Find broken images in your html source

One of the biggest issues when constantly working with converted files of different formats to HTML has been identifying missing images in the HTML.

I wrote a simple script to go through these files and find any images that are not in their respective directory.

#!/usr/bin/env ruby

script_name         = File.basename($0)
directory           = ARGV[0] || './'
regEx               = /.*\<[Ii][Mm][Gg].*[Ss][Rr][Cc]=["']([^'"]*)/
files               = Dir.glob("#{directory}/**/*.html")
broken_images       = {}
broken_images_count = 0
errors              = []

puts "Searching in #{directory}..."
files.each do |file|
  path                = file.split('/')
  filename            = path.pop
  current_path        = File.join(path)
  content             = File.open(file).read
  broken_images[file] ||= []

  begin
    puts "reading #{file}..."
    content.scan(regEx) do |img_link|
      image_path = File.join(current_path, img_link)
      unless File.exists?(image_path)
        broken_images[file] << image_path
        broken_images_count += 1
      end
    end
    broken_images[file].uniq!
  rescue Exception => e
    message = "File: #{file}\n"
    message += "#{e.message}\n"
    message += e.backtrace.join("\n")
    errors  << message
  end
end

puts "#{broken_images_count} images missing..."

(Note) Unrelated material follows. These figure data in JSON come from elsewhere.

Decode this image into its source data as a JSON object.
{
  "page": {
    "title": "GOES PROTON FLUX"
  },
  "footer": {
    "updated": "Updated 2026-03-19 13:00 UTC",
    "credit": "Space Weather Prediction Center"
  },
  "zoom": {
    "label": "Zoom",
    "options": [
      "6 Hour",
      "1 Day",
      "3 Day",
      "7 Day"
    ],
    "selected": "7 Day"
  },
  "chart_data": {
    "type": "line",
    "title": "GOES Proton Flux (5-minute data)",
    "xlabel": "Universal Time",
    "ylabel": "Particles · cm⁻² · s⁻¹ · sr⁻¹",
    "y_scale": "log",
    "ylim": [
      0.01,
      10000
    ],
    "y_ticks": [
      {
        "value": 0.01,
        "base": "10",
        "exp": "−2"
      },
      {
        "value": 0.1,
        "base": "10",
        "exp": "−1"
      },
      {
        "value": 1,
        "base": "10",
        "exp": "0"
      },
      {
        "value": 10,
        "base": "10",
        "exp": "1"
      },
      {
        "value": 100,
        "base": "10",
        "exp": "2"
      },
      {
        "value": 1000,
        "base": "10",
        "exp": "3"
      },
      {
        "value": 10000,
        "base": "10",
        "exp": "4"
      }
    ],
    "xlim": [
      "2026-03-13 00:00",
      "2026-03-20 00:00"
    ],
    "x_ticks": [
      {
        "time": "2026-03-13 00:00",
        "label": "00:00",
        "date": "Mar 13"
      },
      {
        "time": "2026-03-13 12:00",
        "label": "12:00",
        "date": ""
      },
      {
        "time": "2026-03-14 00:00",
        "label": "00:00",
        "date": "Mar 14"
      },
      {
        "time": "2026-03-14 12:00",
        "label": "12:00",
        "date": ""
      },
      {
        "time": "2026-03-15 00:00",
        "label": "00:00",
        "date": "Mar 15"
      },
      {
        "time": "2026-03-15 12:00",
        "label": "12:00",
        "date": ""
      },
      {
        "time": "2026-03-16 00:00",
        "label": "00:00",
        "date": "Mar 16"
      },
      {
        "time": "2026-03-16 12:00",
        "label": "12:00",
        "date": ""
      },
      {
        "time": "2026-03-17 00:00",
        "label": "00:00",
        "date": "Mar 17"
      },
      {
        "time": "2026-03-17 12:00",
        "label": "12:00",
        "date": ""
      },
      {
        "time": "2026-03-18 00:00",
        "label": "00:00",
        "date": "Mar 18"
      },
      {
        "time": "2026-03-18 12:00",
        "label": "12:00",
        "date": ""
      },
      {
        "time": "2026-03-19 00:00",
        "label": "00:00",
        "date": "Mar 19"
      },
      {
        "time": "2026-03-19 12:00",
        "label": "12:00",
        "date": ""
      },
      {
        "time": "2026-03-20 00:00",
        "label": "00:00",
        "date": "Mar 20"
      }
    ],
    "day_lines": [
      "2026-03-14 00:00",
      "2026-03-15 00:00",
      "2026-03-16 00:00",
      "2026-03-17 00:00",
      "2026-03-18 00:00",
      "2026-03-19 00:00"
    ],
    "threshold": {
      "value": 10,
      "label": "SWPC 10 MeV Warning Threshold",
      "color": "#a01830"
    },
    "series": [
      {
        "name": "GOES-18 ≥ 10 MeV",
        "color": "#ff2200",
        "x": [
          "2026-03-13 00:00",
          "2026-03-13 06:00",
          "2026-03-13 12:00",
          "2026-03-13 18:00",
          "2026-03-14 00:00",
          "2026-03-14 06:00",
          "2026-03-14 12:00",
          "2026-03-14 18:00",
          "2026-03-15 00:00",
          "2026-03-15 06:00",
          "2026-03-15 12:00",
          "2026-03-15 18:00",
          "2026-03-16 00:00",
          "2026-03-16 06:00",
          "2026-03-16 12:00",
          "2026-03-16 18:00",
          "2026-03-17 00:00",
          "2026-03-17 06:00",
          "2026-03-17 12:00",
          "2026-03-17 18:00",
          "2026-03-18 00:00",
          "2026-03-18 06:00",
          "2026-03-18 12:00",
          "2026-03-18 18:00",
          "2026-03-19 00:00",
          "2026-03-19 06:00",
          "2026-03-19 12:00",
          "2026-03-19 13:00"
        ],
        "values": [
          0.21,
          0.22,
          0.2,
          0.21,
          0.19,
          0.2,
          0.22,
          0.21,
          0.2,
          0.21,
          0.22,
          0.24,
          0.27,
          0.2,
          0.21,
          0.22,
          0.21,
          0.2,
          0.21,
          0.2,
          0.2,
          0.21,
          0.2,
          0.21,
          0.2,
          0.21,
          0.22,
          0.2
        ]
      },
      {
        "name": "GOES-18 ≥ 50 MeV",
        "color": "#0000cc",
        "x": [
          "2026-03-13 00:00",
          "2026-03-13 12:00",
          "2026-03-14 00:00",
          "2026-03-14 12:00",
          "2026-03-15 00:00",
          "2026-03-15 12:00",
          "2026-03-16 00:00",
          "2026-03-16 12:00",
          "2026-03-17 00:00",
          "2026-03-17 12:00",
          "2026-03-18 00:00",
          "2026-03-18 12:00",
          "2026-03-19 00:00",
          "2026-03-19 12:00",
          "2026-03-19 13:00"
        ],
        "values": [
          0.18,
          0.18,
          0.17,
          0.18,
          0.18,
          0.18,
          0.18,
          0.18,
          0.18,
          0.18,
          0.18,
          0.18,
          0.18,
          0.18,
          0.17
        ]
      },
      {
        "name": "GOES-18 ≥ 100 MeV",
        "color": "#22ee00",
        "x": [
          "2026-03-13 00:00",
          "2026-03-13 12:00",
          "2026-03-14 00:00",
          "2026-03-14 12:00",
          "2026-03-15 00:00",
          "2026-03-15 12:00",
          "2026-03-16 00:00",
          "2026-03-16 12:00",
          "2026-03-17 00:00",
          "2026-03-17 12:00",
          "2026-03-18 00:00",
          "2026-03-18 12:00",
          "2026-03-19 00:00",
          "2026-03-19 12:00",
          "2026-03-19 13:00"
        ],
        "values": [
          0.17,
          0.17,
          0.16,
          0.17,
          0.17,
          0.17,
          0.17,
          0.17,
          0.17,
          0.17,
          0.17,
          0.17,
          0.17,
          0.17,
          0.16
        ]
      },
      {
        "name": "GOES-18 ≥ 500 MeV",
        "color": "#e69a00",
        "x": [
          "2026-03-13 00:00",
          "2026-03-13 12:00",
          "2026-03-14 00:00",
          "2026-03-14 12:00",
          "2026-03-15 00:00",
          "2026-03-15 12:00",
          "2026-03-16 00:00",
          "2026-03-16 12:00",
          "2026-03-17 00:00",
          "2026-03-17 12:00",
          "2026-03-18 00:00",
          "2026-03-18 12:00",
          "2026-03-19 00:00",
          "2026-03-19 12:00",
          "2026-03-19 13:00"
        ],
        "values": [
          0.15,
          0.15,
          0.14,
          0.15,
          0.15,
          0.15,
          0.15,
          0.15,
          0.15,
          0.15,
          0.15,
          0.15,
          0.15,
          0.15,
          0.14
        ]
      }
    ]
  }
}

unless broken_images_count == 0
  result_path = "/tmp/#{Time.now.to_i}_#{script_name}_results.txt"
  File.open(result_path, 'w') do |file|
    broken_images.each do |filename, images|
      if images.count > 0
        file.write("#{filename}\n")
        images.each{|image| file.write(" -#{image}\n")}
      end
    end
  end
  puts "Broken image results in #{result_path}..."
end

unless errors.empty?
  error_path = "/tmp/#{Time.now.to_i}_#{script_name}_errors.log"
  File.open(error_path, 'w') do |file|
    errors.each do |error|
      file.write("#{error}\n=====\n")
    end
  end
  puts "Error log in #{error_path}..."
end

You can find the gist at: https://gist.github.com/4477256